For purposes of the FBAR requirements, a "U.S. person" means a citizen or resident of the United States, or a person in and doing business in the United States. It is not limited to individuals and includes partnerships and corporations. You may be a "U.S. person" if you are in the country even for a short time.
Other reporting requirements may also apply, such as forms that must be filed by taxpayers
with interests in foreign companies. It's important to keep in mind that these requirements don't just apply to international business moguls: U.S. persons involved in international family businesses or rental properties may also be subject to the reporting requirements.
Outside of the amnesty program, there are significant financial penalties for failing to comply with income and account reporting laws. There is also a danger of criminal prosecution.
Taxpayers who comply with the amnesty program may be eligible for a significant reduction in penalties. Additionally, taxpayers who comply can avoid criminal prosecution. To participate in the disclosure program, taxpayers must file all tax returns and pay taxes, interest and accuracy-related penalties for the tax years 2003 through 2010. The deadline for the initiative is Aug. 31, 2011.
Taxpayers who have been notified by the IRS that they are currently being investigated for not previously revealing foreign accounts or undisclosed foreign entities will not be eligible for the program. This includes taxpayers under civil or criminal investigation. Similarly, taxpayers who previously participated in the 2009 amnesty program are not eligible for the 2011 program.
The IRS plans to continue to enforce tax secrecy laws and has increased the resources available to find taxpayers with offshore accounts. IRS Commissioner Doug Shulman has made offshore account reporting a priority in his administration following high profile (and highly successful) investigations at the Swiss-based bank, UBS, and British-based bank, HSBC.
Shulman encourages taxpayers to come forward -- before the IRS finds them -- saying:
The decision to offer a second amnesty program follows continuing interest from taxpayers with foreign accounts. The first special voluntary disclosure program, in 2009, resulted in 15,000 voluntary disclosures. In contrast, since that time, only about 3,000 taxpayers have come forward.

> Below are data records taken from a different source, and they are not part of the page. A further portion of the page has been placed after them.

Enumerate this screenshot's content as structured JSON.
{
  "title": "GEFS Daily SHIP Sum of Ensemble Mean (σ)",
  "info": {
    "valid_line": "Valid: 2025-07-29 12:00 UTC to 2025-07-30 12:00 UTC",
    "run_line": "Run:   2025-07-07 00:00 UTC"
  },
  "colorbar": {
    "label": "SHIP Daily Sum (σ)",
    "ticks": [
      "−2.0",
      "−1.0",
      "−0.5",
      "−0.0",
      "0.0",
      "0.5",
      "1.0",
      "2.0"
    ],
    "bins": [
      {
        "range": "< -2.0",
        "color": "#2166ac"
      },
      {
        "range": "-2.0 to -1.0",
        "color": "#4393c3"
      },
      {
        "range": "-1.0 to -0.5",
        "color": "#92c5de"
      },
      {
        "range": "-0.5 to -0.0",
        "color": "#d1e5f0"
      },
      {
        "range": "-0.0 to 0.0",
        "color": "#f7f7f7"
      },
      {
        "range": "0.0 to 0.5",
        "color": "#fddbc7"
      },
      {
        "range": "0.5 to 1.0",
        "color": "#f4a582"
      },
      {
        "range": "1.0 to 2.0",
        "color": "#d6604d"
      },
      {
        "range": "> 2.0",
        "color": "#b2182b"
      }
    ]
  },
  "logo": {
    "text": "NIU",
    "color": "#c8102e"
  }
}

"As we continue to amass more information and pursue more people internationally, the risk to individuals hiding assets offshore is increasing. This new effort gives those hiding money in foreign accounts a tough, fair way to resolve their tax problems once and for all. And it gives people a chance to come in before we find them."
The IRS has dedicated a section on its website to the program with information in eight languages -- Chinese, German, Korean, Spanish, Farsi, Hindi, Russian and Vietnamese. Taxpayers can find a series of questions and answers on the site as well as details on how to make a voluntary disclosure; taxpayers are encouraged to contact the IRS or their tax professional for more information about the program.
The key to the second (and final) amnesty program is becoming compliant. The IRS is serious about offshore accounts and has said publicly that things are going to get more, not less, difficult for taxpayers who fail to take advantage of the program. Shulman warns that this is the last chance for affected taxpayers to get a break. In his statement, Shulman noted:
"As I've said all along, the goal is to get people back into the U.S. tax system. Combating international tax evasion is a top priority for the IRS. We have additional cases and banks under review. The situation will just get worse in the months ahead for those hiding assets and income offshore. This new disclosure initiative is the last, best chance for people to get back into the system."